Argentina’s former socialist President Cristina Fernández de Kirchner has claimed she is the victim of “political persecution” over allegations that she covered up that she aided Iranian terrorists.

Kirchner, who left office in 2015, had her arrest ordered by Judge Claudio Bonadio on Wednesday on charges of treason because of allegations that she covered up the involvement of the Iranian government in the 1994 bombing of the Argentine Israeli Mutual Association (AMIA) – an attack which killed 85 people and injured hundreds more – in exchange for favorable trade deals.

In a press conference on Wednesday surrounded by her political allies, Kirchner blamed both current President Mauricio Macri and Bonadio for leading a case of “unprecedented political persecution” against her.

“There are instruments of an unprecedented political persecution in democracy and Mauricio Macri is the conductor of the orchestra and Judge Bonadio executes the score,” Kirchner said.

“They want me quiet, but they will not scare me,” she stated, continuing:

It is a fabricated case about events that did not happen, there are no facts, there is no crime, this is nonsense that violates the rule of law and seeks to cause personal and political harm to their opponents. It has nothing to do with justice or democracy. Both Bonadio and Macri know this.

The case against Kirchner is based on evidence from 2015, when prosecutor Alberto Nisman prepared an indictment and warrant for Kirchner’s arrest. Nisman was found dead of an apparent suicide just a day before he was scheduled to present his findings to the country’s Congress.

Some of the charges include “treason against the nation” and “aggravated concealment” regarding the anti-semitic attack.

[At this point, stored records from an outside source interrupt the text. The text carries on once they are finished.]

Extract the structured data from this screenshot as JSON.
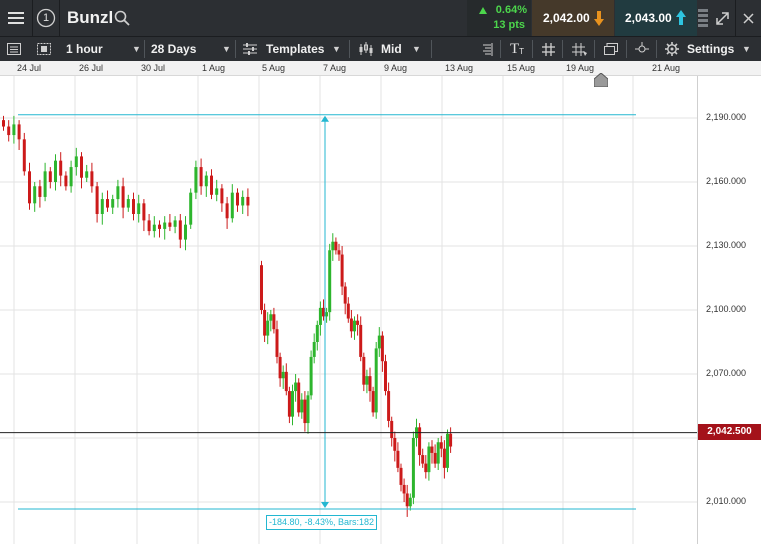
{
  "header": {
    "menu_icon": "hamburger-icon",
    "info_number": "1",
    "instrument": "Bunzl",
    "change_pct": "0.64%",
    "change_pts": "13 pts",
    "sell_price": "2,042.00",
    "buy_price": "2,043.00"
  },
  "toolbar": {
    "interval": "1 hour",
    "period": "28 Days",
    "templates": "Templates",
    "price_type": "Mid",
    "text_tool": "T",
    "settings": "Settings"
  },
  "date_axis": [
    "24 Jul",
    "26 Jul",
    "30 Jul",
    "1 Aug",
    "5 Aug",
    "7 Aug",
    "9 Aug",
    "13 Aug",
    "15 Aug",
    "19 Aug",
    "21 Aug"
  ],
  "price_axis": [
    "2,190.000",
    "2,160.000",
    "2,130.000",
    "2,100.000",
    "2,070.000",
    "2,042.500",
    "2,010.000"
  ],
  "current_price": "2,042.500",
  "measure_label": "-184.80, -8.43%, Bars:182",
  "colors": {
    "up": "#2db52d",
    "down": "#cc1a1a",
    "measure": "#23b7d1",
    "price_tag": "#a4121a"
  },
  "chart_data": {
    "type": "candlestick",
    "ylim": [
      2005,
      2205
    ],
    "grid": true,
    "price_line": 2042.5,
    "measure": {
      "from_price": 2191.5,
      "to_price": 2006.7,
      "change": -184.8,
      "change_pct": -8.43,
      "bars": 182
    },
    "series": [
      {
        "values": [
          [
            2189,
            2186
          ],
          [
            2186,
            2182
          ],
          [
            2182,
            2187
          ],
          [
            2187,
            2180
          ],
          [
            2180,
            2165
          ],
          [
            2165,
            2150
          ],
          [
            2150,
            2158
          ],
          [
            2158,
            2153
          ],
          [
            2153,
            2165
          ],
          [
            2165,
            2160
          ],
          [
            2160,
            2170
          ],
          [
            2170,
            2163
          ],
          [
            2163,
            2158
          ],
          [
            2158,
            2167
          ],
          [
            2167,
            2172
          ],
          [
            2172,
            2162
          ],
          [
            2162,
            2165
          ],
          [
            2165,
            2158
          ],
          [
            2158,
            2145
          ],
          [
            2145,
            2152
          ],
          [
            2152,
            2148
          ],
          [
            2148,
            2152
          ],
          [
            2152,
            2158
          ],
          [
            2158,
            2148
          ],
          [
            2148,
            2152
          ],
          [
            2152,
            2145
          ],
          [
            2145,
            2150
          ],
          [
            2150,
            2142
          ],
          [
            2142,
            2137
          ],
          [
            2137,
            2140
          ],
          [
            2140,
            2138
          ],
          [
            2138,
            2141
          ],
          [
            2141,
            2139
          ],
          [
            2139,
            2142
          ],
          [
            2142,
            2133
          ],
          [
            2133,
            2140
          ],
          [
            2140,
            2155
          ],
          [
            2155,
            2167
          ],
          [
            2167,
            2158
          ],
          [
            2158,
            2163
          ],
          [
            2163,
            2154
          ],
          [
            2154,
            2157
          ],
          [
            2157,
            2150
          ],
          [
            2150,
            2143
          ],
          [
            2143,
            2155
          ],
          [
            2155,
            2149
          ],
          [
            2149,
            2153
          ],
          [
            2153,
            2149
          ],
          [
            2121,
            2100
          ],
          [
            2100,
            2088
          ],
          [
            2088,
            2095
          ],
          [
            2095,
            2098
          ],
          [
            2098,
            2091
          ],
          [
            2091,
            2078
          ],
          [
            2078,
            2068
          ],
          [
            2068,
            2071
          ],
          [
            2071,
            2062
          ],
          [
            2062,
            2050
          ],
          [
            2050,
            2062
          ],
          [
            2062,
            2066
          ],
          [
            2066,
            2052
          ],
          [
            2052,
            2058
          ],
          [
            2058,
            2047
          ],
          [
            2047,
            2060
          ],
          [
            2060,
            2078
          ],
          [
            2078,
            2085
          ],
          [
            2085,
            2093
          ],
          [
            2093,
            2101
          ],
          [
            2101,
            2097
          ],
          [
            2097,
            2099
          ],
          [
            2099,
            2128
          ],
          [
            2128,
            2132
          ],
          [
            2132,
            2128
          ],
          [
            2128,
            2126
          ],
          [
            2126,
            2111
          ],
          [
            2111,
            2103
          ],
          [
            2103,
            2096
          ],
          [
            2096,
            2090
          ],
          [
            2090,
            2095
          ],
          [
            2095,
            2093
          ],
          [
            2093,
            2078
          ],
          [
            2078,
            2065
          ],
          [
            2065,
            2069
          ],
          [
            2069,
            2062
          ],
          [
            2062,
            2052
          ],
          [
            2052,
            2082
          ],
          [
            2082,
            2088
          ],
          [
            2088,
            2076
          ],
          [
            2076,
            2062
          ],
          [
            2062,
            2048
          ],
          [
            2048,
            2040
          ],
          [
            2040,
            2034
          ],
          [
            2034,
            2026
          ],
          [
            2026,
            2018
          ],
          [
            2018,
            2014
          ],
          [
            2014,
            2008
          ],
          [
            2008,
            2012
          ],
          [
            2012,
            2040
          ],
          [
            2040,
            2045
          ],
          [
            2045,
            2032
          ],
          [
            2032,
            2028
          ],
          [
            2028,
            2024
          ],
          [
            2024,
            2036
          ],
          [
            2036,
            2033
          ],
          [
            2033,
            2028
          ],
          [
            2028,
            2038
          ],
          [
            2038,
            2035
          ],
          [
            2035,
            2026
          ],
          [
            2026,
            2042
          ],
          [
            2042,
            2036
          ]
        ]
      }
    ]
  }
}
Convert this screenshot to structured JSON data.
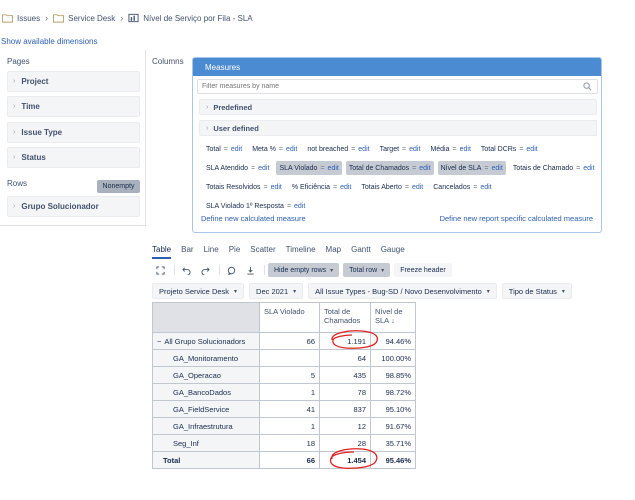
{
  "breadcrumb": {
    "items": [
      "Issues",
      "Service Desk",
      "Nível de Serviço por Fila - SLA"
    ]
  },
  "show_dims_label": "Show available dimensions",
  "pages": {
    "label": "Pages",
    "dimensions": [
      "Project",
      "Time",
      "Issue Type",
      "Status"
    ]
  },
  "rows": {
    "label": "Rows",
    "nonempty_label": "Nonempty",
    "dimensions": [
      "Grupo Solucionador"
    ]
  },
  "columns_label": "Columns",
  "measures": {
    "title": "Measures",
    "filter_placeholder": "Filter measures by name",
    "groups": [
      "Predefined",
      "User defined"
    ],
    "rows": [
      [
        {
          "name": "Total",
          "edit": "edit",
          "selected": false
        },
        {
          "name": "Meta %",
          "edit": "edit",
          "selected": false
        },
        {
          "name": "not breached",
          "edit": "edit",
          "selected": false
        },
        {
          "name": "Target",
          "edit": "edit",
          "selected": false
        },
        {
          "name": "Média",
          "edit": "edit",
          "selected": false
        },
        {
          "name": "Total DCRs",
          "edit": "edit",
          "selected": false
        }
      ],
      [
        {
          "name": "SLA Atendido",
          "edit": "edit",
          "selected": false
        },
        {
          "name": "SLA Violado",
          "edit": "edit",
          "selected": true
        },
        {
          "name": "Total de Chamados",
          "edit": "edit",
          "selected": true
        },
        {
          "name": "Nível de SLA",
          "edit": "edit",
          "selected": true
        },
        {
          "name": "Totais de Chamado",
          "edit": "edit",
          "selected": false
        }
      ],
      [
        {
          "name": "Totais Resolvidos",
          "edit": "edit",
          "selected": false
        },
        {
          "name": "% Eficiência",
          "edit": "edit",
          "selected": false
        },
        {
          "name": "Totais Aberto",
          "edit": "edit",
          "selected": false
        },
        {
          "name": "Cancelados",
          "edit": "edit",
          "selected": false
        }
      ],
      [
        {
          "name": "SLA Violado 1º Resposta",
          "edit": "edit",
          "selected": false
        }
      ]
    ],
    "define_new": "Define new calculated measure",
    "define_new_report": "Define new report specific calculated measure"
  },
  "view_tabs": [
    "Table",
    "Bar",
    "Line",
    "Pie",
    "Scatter",
    "Timeline",
    "Map",
    "Gantt",
    "Gauge"
  ],
  "active_tab": "Table",
  "toolbar": {
    "hide_empty": "Hide empty rows",
    "total_row": "Total row",
    "freeze_header": "Freeze header"
  },
  "filters": [
    "Projeto Service Desk",
    "Dec 2021",
    "All Issue Types - Bug-SD / Novo Desenvolvimento",
    "Tipo de Status"
  ],
  "table": {
    "columns": [
      "SLA Violado",
      "Total de Chamados",
      "Nível de SLA"
    ],
    "rows": [
      {
        "label": "All Grupo Solucionadors",
        "prefix": "−",
        "values": [
          "66",
          "1.191",
          "94.46%"
        ]
      },
      {
        "label": "GA_Monitoramento",
        "prefix": "",
        "values": [
          "",
          "64",
          "100.00%"
        ]
      },
      {
        "label": "GA_Operacao",
        "prefix": "",
        "values": [
          "5",
          "435",
          "98.85%"
        ]
      },
      {
        "label": "GA_BancoDados",
        "prefix": "",
        "values": [
          "1",
          "78",
          "98.72%"
        ]
      },
      {
        "label": "GA_FieldService",
        "prefix": "",
        "values": [
          "41",
          "837",
          "95.10%"
        ]
      },
      {
        "label": "GA_Infraestrutura",
        "prefix": "",
        "values": [
          "1",
          "12",
          "91.67%"
        ]
      },
      {
        "label": "Seg_Inf",
        "prefix": "",
        "values": [
          "18",
          "28",
          "35.71%"
        ]
      }
    ],
    "total": {
      "label": "Total",
      "values": [
        "66",
        "1.454",
        "95.46%"
      ]
    }
  },
  "colors": {
    "accent": "#4a8bd2",
    "annotation": "#e02020",
    "link": "#2d5fb4"
  }
}
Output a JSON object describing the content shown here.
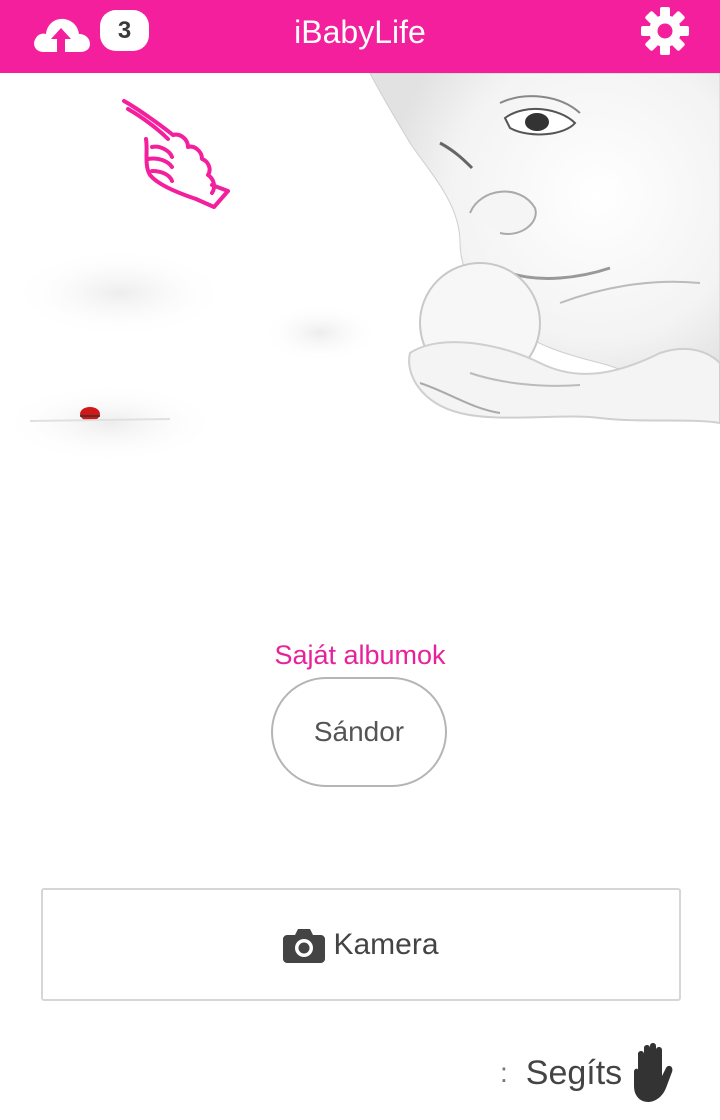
{
  "header": {
    "title": "iBabyLife",
    "upload_icon": "cloud-upload-icon",
    "upload_count": "3",
    "settings_icon": "gear-icon"
  },
  "hero": {
    "description_icon": "pointing-hand-icon"
  },
  "albums": {
    "label": "Saját albumok",
    "items": [
      {
        "label": "Sándor"
      }
    ]
  },
  "camera": {
    "icon": "camera-icon",
    "label": "Kamera"
  },
  "help": {
    "label": "Segíts",
    "icon": "hand-icon"
  },
  "colors": {
    "accent": "#f41f9c",
    "label_pink": "#e8219a"
  }
}
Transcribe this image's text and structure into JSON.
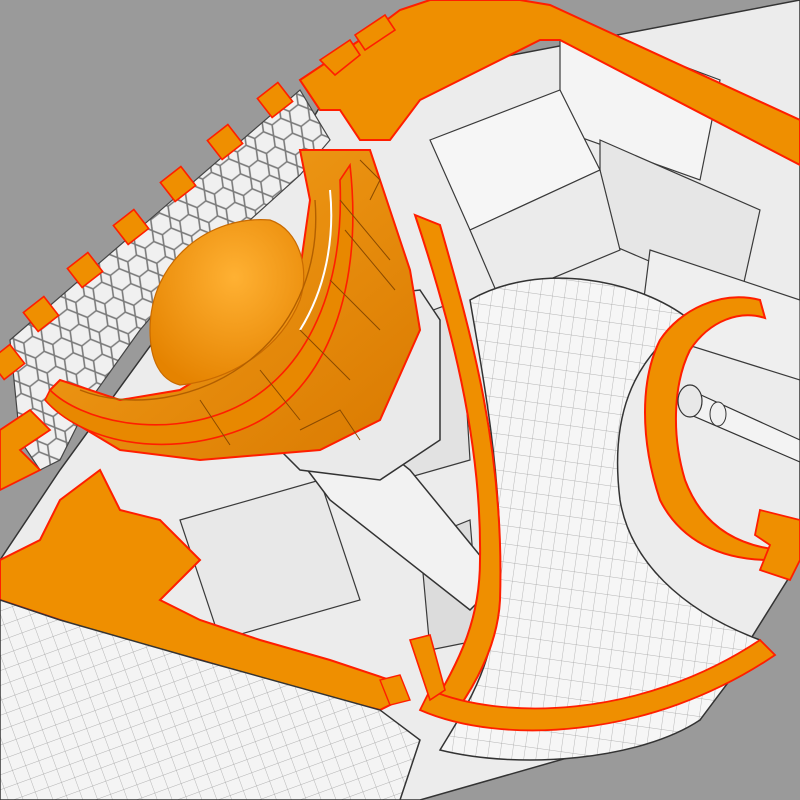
{
  "view": {
    "background_color": "#9a9a9a",
    "section_fill_color": "#ef8f00",
    "section_edge_color": "#ff1e00",
    "surface_color": "#f2f2f2",
    "mesh_line_color": "#8a8a8a",
    "outline_color": "#2a2a2a"
  }
}
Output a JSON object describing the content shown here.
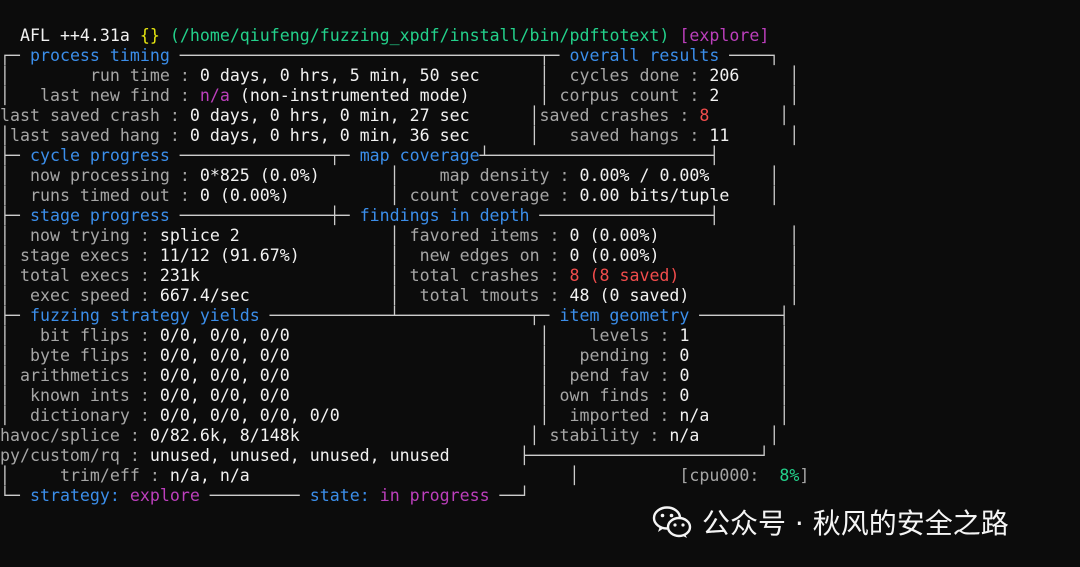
{
  "title": {
    "app": "AFL ++4.31a",
    "braces": "{}",
    "path": "(/home/qiufeng/fuzzing_xpdf/install/bin/pdftotext)",
    "mode": "[explore]"
  },
  "sections": {
    "process_timing": "process timing",
    "overall_results": "overall results",
    "cycle_progress": "cycle progress",
    "map_coverage": "map coverage",
    "stage_progress": "stage progress",
    "findings_in_depth": "findings in depth",
    "fuzzing_strategy_yields": "fuzzing strategy yields",
    "item_geometry": "item geometry"
  },
  "process_timing": {
    "run_time_label": "run time",
    "run_time": "0 days, 0 hrs, 5 min, 50 sec",
    "last_new_find_label": "last new find",
    "last_new_find_value": "n/a",
    "last_new_find_note": "(non-instrumented mode)",
    "last_saved_crash_label": "last saved crash",
    "last_saved_crash": "0 days, 0 hrs, 0 min, 27 sec",
    "last_saved_hang_label": "last saved hang",
    "last_saved_hang": "0 days, 0 hrs, 0 min, 36 sec"
  },
  "overall_results": {
    "cycles_done_label": "cycles done",
    "cycles_done": "206",
    "corpus_count_label": "corpus count",
    "corpus_count": "2",
    "saved_crashes_label": "saved crashes",
    "saved_crashes": "8",
    "saved_hangs_label": "saved hangs",
    "saved_hangs": "11"
  },
  "cycle_progress": {
    "now_processing_label": "now processing",
    "now_processing": "0*825 (0.0%)",
    "runs_timed_out_label": "runs timed out",
    "runs_timed_out": "0 (0.00%)"
  },
  "map_coverage": {
    "map_density_label": "map density",
    "map_density": "0.00% / 0.00%",
    "count_coverage_label": "count coverage",
    "count_coverage": "0.00 bits/tuple"
  },
  "stage_progress": {
    "now_trying_label": "now trying",
    "now_trying": "splice 2",
    "stage_execs_label": "stage execs",
    "stage_execs": "11/12 (91.67%)",
    "total_execs_label": "total execs",
    "total_execs": "231k",
    "exec_speed_label": "exec speed",
    "exec_speed": "667.4/sec"
  },
  "findings": {
    "favored_items_label": "favored items",
    "favored_items": "0 (0.00%)",
    "new_edges_on_label": "new edges on",
    "new_edges_on": "0 (0.00%)",
    "total_crashes_label": "total crashes",
    "total_crashes": "8 (8 saved)",
    "total_tmouts_label": "total tmouts",
    "total_tmouts": "48 (0 saved)"
  },
  "yields": {
    "bit_flips_label": "bit flips",
    "bit_flips": "0/0, 0/0, 0/0",
    "byte_flips_label": "byte flips",
    "byte_flips": "0/0, 0/0, 0/0",
    "arithmetics_label": "arithmetics",
    "arithmetics": "0/0, 0/0, 0/0",
    "known_ints_label": "known ints",
    "known_ints": "0/0, 0/0, 0/0",
    "dictionary_label": "dictionary",
    "dictionary": "0/0, 0/0, 0/0, 0/0",
    "havoc_splice_label": "havoc/splice",
    "havoc_splice": "0/82.6k, 8/148k",
    "py_custom_rq_label": "py/custom/rq",
    "py_custom_rq": "unused, unused, unused, unused",
    "trim_eff_label": "trim/eff",
    "trim_eff": "n/a, n/a"
  },
  "item_geometry": {
    "levels_label": "levels",
    "levels": "1",
    "pending_label": "pending",
    "pending": "0",
    "pend_fav_label": "pend fav",
    "pend_fav": "0",
    "own_finds_label": "own finds",
    "own_finds": "0",
    "imported_label": "imported",
    "imported": "n/a",
    "stability_label": "stability",
    "stability": "n/a"
  },
  "cpu": {
    "label": "[cpu000:",
    "value": "8%",
    "close": "]"
  },
  "footer": {
    "strategy_label": "strategy:",
    "strategy": "explore",
    "state_label": "state:",
    "state": "in progress"
  },
  "watermark": {
    "icon": "wechat-icon",
    "text": "公众号 · 秋风的安全之路"
  }
}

Kirchner stands accused of having “betrayed traditional and historical national interests and those of the people affected by the attacks” by involving herself in a plan to “gain impunity for Iranian citizens accused in the attack on the AMIA headquarters and to normalize relations between both states.”

However, as a sitting senator, the former president retains legislative immunity, meaning the Senate would have to strip her of that by a majority vote within the next 180 days, which analysts still believe is unlikely. Any conviction for treason would incur a minimum ten-year prison sentence.

Kirchner, 64, who served as president of Argentina from 2007-2015, led a far-left government that allied itself with other rogue socialist states, including Venezuela, Bolivia, and Cuba, and was an integral member of Latin America’s “pink tide,” with the rise of numerous socialist, anti-American governments that wreaked havoc on the region’s economy.